Is there some actual problem we are trying to solve
here? Because if there is, no-one has pointed it out yet.
The point of the failing tests is to remind and nag us to
get them fixed. If we hide the failures we remove that
incentive.
There has been a bunch of handwaving about how this could
theoretically be a problem for continuous integration ... except that
we are doing continuous integration and it is not causing
any problems!
It seems there are some people here who have read a
couple of books by Kent Beck and think that their job as a software
developer is to enforce their Holy Perfect Process on everyone. That's perfectly
fine, but we are practical people running an actual serious software project
here, and we don't have time for trying to impress people by how aGiLe we
are.
Thanks for your input, this is the end of
the thread.
From: [EMAIL PROTECTED] [mailto:[EMAIL PROTECTED] On Behalf Of Erik Bertelsen
Sent: Sunday, June 11, 2006 12:35 PM
To: Max Andersen
Cc: hibernate-devel@lists.sourceforge.net
Subject: Re: [Hibernate] questions regarding development setup
2006/6/11, Max Rydahl Andersen <[EMAIL PROTECTED]>:
Hi all,
what about a version of runTest() that silently accepts test failures for tests that are expected to fail and report them as 'failures' if they suddenly start to succeed.
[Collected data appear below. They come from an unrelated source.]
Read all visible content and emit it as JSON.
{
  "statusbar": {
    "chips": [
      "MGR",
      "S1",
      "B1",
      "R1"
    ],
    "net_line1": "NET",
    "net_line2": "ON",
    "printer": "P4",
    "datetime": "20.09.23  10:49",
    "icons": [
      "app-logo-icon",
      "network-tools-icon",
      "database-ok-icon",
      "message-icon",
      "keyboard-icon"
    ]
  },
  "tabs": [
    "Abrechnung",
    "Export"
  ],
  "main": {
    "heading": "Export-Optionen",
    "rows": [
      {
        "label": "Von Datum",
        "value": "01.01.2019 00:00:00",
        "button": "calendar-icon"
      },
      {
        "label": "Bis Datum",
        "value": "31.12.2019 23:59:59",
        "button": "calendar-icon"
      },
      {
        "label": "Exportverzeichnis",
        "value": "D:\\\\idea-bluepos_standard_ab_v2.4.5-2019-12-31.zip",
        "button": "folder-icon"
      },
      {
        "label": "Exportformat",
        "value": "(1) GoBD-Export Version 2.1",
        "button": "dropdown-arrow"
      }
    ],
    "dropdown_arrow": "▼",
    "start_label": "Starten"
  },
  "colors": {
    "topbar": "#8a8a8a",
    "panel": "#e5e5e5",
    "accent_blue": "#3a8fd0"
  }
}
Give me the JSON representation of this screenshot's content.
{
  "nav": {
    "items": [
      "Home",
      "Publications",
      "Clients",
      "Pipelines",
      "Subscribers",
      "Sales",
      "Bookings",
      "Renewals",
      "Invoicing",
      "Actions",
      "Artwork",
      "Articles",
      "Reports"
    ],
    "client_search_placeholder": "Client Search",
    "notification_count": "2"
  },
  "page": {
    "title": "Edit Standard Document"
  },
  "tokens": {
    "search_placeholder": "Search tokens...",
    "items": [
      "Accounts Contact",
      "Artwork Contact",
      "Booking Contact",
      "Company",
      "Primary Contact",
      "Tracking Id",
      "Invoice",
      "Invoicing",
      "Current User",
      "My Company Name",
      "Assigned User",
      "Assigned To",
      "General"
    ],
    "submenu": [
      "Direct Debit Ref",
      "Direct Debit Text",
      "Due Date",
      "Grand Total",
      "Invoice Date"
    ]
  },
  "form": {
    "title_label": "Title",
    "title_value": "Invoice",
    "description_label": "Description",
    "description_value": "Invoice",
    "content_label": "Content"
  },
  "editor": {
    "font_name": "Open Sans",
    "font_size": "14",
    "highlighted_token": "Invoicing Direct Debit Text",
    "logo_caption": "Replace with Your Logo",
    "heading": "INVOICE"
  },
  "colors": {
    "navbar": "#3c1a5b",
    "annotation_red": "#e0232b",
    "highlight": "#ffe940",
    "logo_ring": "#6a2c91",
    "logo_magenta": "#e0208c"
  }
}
This will have the intended result that a test run is silent if everything works out as expected and if a test that is expected to fail suddenly succeeds, it will show up in the test report.
If the success of the test was intentional because the problem was solved, the test should of course be changed to a normal non-failure-expected test. If the success was an unintentional consequence of some code change, then the developer can investigate whether the problem was really solved or just disguised and possibly alter the test.
- Erik
as i mentioned at the bug we could actually implement this by doing a
custom impl of HibernateTestCase.runTest()
/max
Hi all,
what about a version of runTest() that silently accepts test failures for tests that are expected to fail and report them as 'failures' if they suddenly start to succeed.
This will have the intended result that a test run is silent if everything works out as expected and if a test that is expected to fail suddenly succeeds, it will show up in the test report.
If the success of the test was intentional because the problem was solved, the test should of course be changed to a normal non-failure-expected test. If the success was an unintentional consequence of some code change, then the developer can investigate whether the problem was really solved or just disguised and possibly alter the test.